Ook in Nederland lijkt het nu de slechte kant op te gaan. Dat Turkse Nederlanders voortaan vanuit Nederland kunnen stemmen voor Turkse verkiezingen, lijkt ons land heviger in de Turkse discussie te gaan betrekken. Nederlandse moskeeën en organisaties dienen als platform voor parlementariërs uit Turkije. Hier proberen ze bezoekers ervan te overtuigen dat er geen sprake is van een corruptieschandaal (wat vier ministers de kop kostte, nog eens drie zonen van diezelfde ministers werden opgepakt) maar juist een complot tegen Erdogan. Op één van die bijeenkomsten, met AKP-parlementariër Oktay Saral in een moskee in Zaandam op 8 maart, liep het bijna uit de hand. Journalist Basri Dogan van Zaman Vandaag werd verbaal aangevallen door AKP-aanhangers. Gelukkig liep het dankzij ingrijpen van enkele nuchtere aanwezigen niet uit de hand.

Als hoofdredacteur van Zaman Vandaag en Zaman Turks krijg ik van mijn lezers te horen dat zij structureel en georganiseerd bezoek krijgen van AKP-aanhangers. „Zaman is een jodenkrant, het zijn landverraders”, wordt hun duidelijk gemaakt. Zij worden sociaal onder druk gezet om hun abonnement stop te zetten.

Er zijn AKP-moskeegangers in Nederland die sympathisanten van Gülen laten weten dat ze niet meer welkom zijn in sommige moskeeën en lokalen.

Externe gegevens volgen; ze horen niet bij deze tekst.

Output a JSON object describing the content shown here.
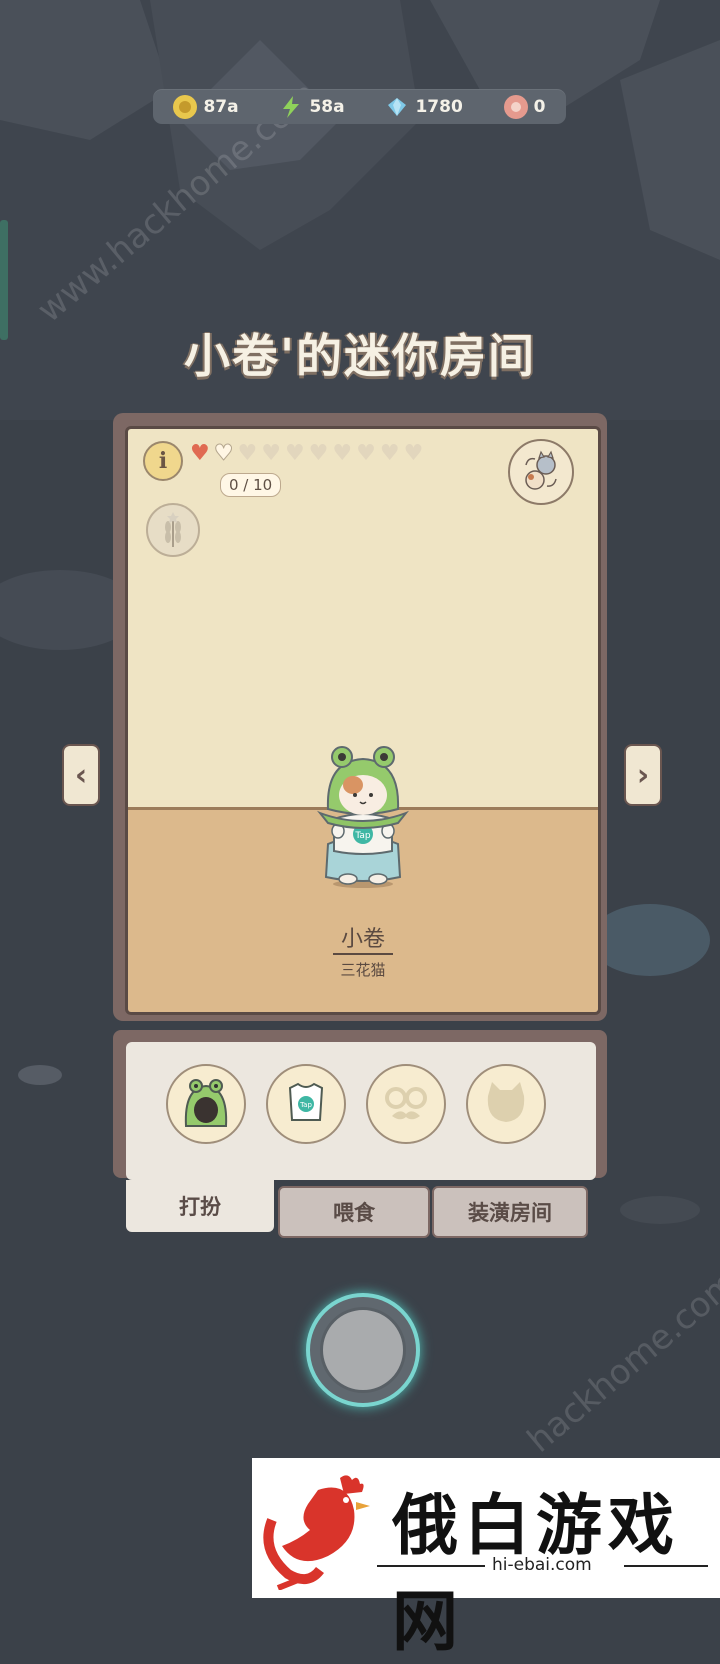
{
  "resources": [
    {
      "icon": "gold-coin-icon",
      "value": "87a",
      "color": "#e8c74d"
    },
    {
      "icon": "energy-bolt-icon",
      "value": "58a",
      "color": "#8fd15a"
    },
    {
      "icon": "diamond-icon",
      "value": "1780",
      "color": "#7fc9e8"
    },
    {
      "icon": "fish-badge-icon",
      "value": "0",
      "color": "#e59a8e"
    }
  ],
  "title": "小卷'的迷你房间",
  "room": {
    "hearts_filled": 1,
    "hearts_total": 10,
    "heart_progress": "0 / 10",
    "cat_name": "小卷",
    "cat_breed": "三花猫",
    "shirt_logo": "Tap"
  },
  "items": [
    {
      "icon": "frog-hood-icon"
    },
    {
      "icon": "tap-shirt-icon",
      "label": "Tap"
    },
    {
      "icon": "glasses-mustache-icon"
    },
    {
      "icon": "cat-mask-icon"
    }
  ],
  "tabs": [
    {
      "label": "打扮",
      "active": true
    },
    {
      "label": "喂食",
      "active": false
    },
    {
      "label": "装潢房间",
      "active": false
    }
  ],
  "watermarks": {
    "top": "www.hackhome.com",
    "bottom": "hackhome.com"
  },
  "banner": {
    "name": "俄白游戏网",
    "url": "hi-ebai.com"
  }
}
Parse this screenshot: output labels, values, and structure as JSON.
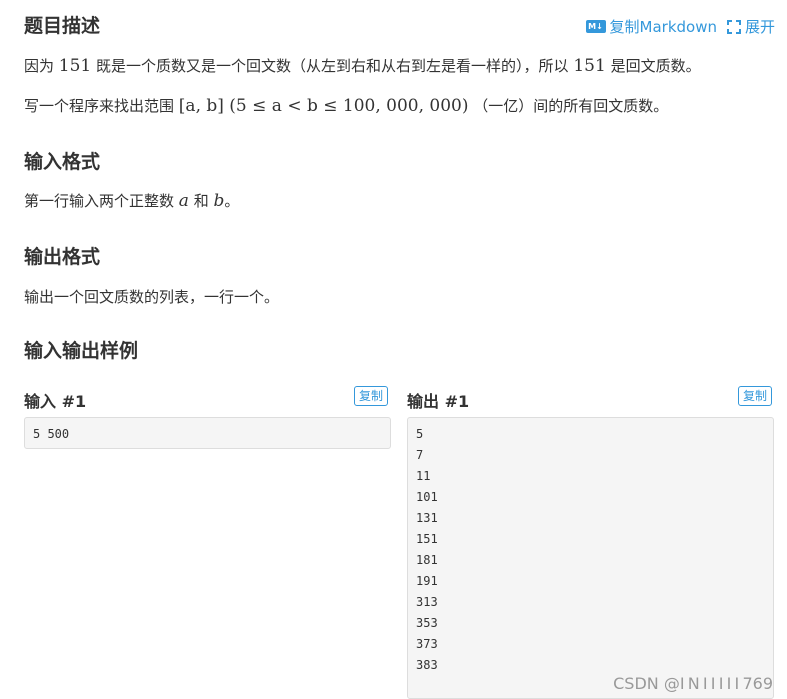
{
  "header": {
    "title": "题目描述",
    "copy_markdown": "复制Markdown",
    "expand": "展开",
    "md_icon": "M↓"
  },
  "description": {
    "p1_a": "因为",
    "p1_n1": "151",
    "p1_b": "既是一个质数又是一个回文数（从左到右和从右到左是看一样的），所以",
    "p1_n2": "151",
    "p1_c": "是回文质数。",
    "p2_a": "写一个程序来找出范围",
    "p2_math": "[a, b] (5 ≤ a < b ≤ 100, 000, 000)",
    "p2_b": "（一亿）间的所有回文质数。"
  },
  "input_format": {
    "title": "输入格式",
    "text_a": "第一行输入两个正整数",
    "var_a": "a",
    "text_b": "和",
    "var_b": "b",
    "text_c": "。"
  },
  "output_format": {
    "title": "输出格式",
    "text": "输出一个回文质数的列表，一行一个。"
  },
  "samples": {
    "title": "输入输出样例",
    "input_label": "输入 #1",
    "output_label": "输出 #1",
    "copy_label": "复制",
    "input_lines": [
      "5 500"
    ],
    "output_lines": [
      "5",
      "7",
      "11",
      "101",
      "131",
      "151",
      "181",
      "191",
      "313",
      "353",
      "373",
      "383"
    ]
  },
  "watermark": "CSDN @I N I I I I I 769"
}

Ondernemers zijn bang dat ze klanten verliezen als ze gespot worden met een Zaman op hun werkplek. Want Erdogan is duidelijk tegen zijn achterban: „Verscheur hun kranten, zeg jullie Zaman-abonnementen op, kijk niet naar hun zenders!”

Omgekeerd krijgen wij soms abonnees die niet alleen zijn geïnteresseerd in onze krant, maar vooral hun loyaliteit aan Gülen willen betuigen. Natuurlijk zijn we blij met nieuwe abonnees, maar we willen vooral dat mensen onze krant lezen. Want hoewel we sympathiseren met Gülen zijn de Zaman-titels onafhankelijk en zijn we niet gelieerd aan enige partij.

En zelfs binnen families is de onenigheid voelbaar. Samen met een ander familielid naar Turks nieuws kijken is voor velen ondenkbaar, tenzij ze een hevige discussie willen. Toen ik recent mijn vader in Turkije belde, begreep ik de ernst van de situatie veel beter. „Laten we niet aan de telefoon over Erdogan praten”, zei hij. Hij was bang dat ons gesprek weleens afgeluisterd zou kunnen worden. En ik moest de komende twee, drie jaar vooral niet naar Turkije komen.

Mijn sympathie voor Gülen is immers welbekend. „Je weet het maar nooit”, maakte mijn vader me nog eens duidelijk.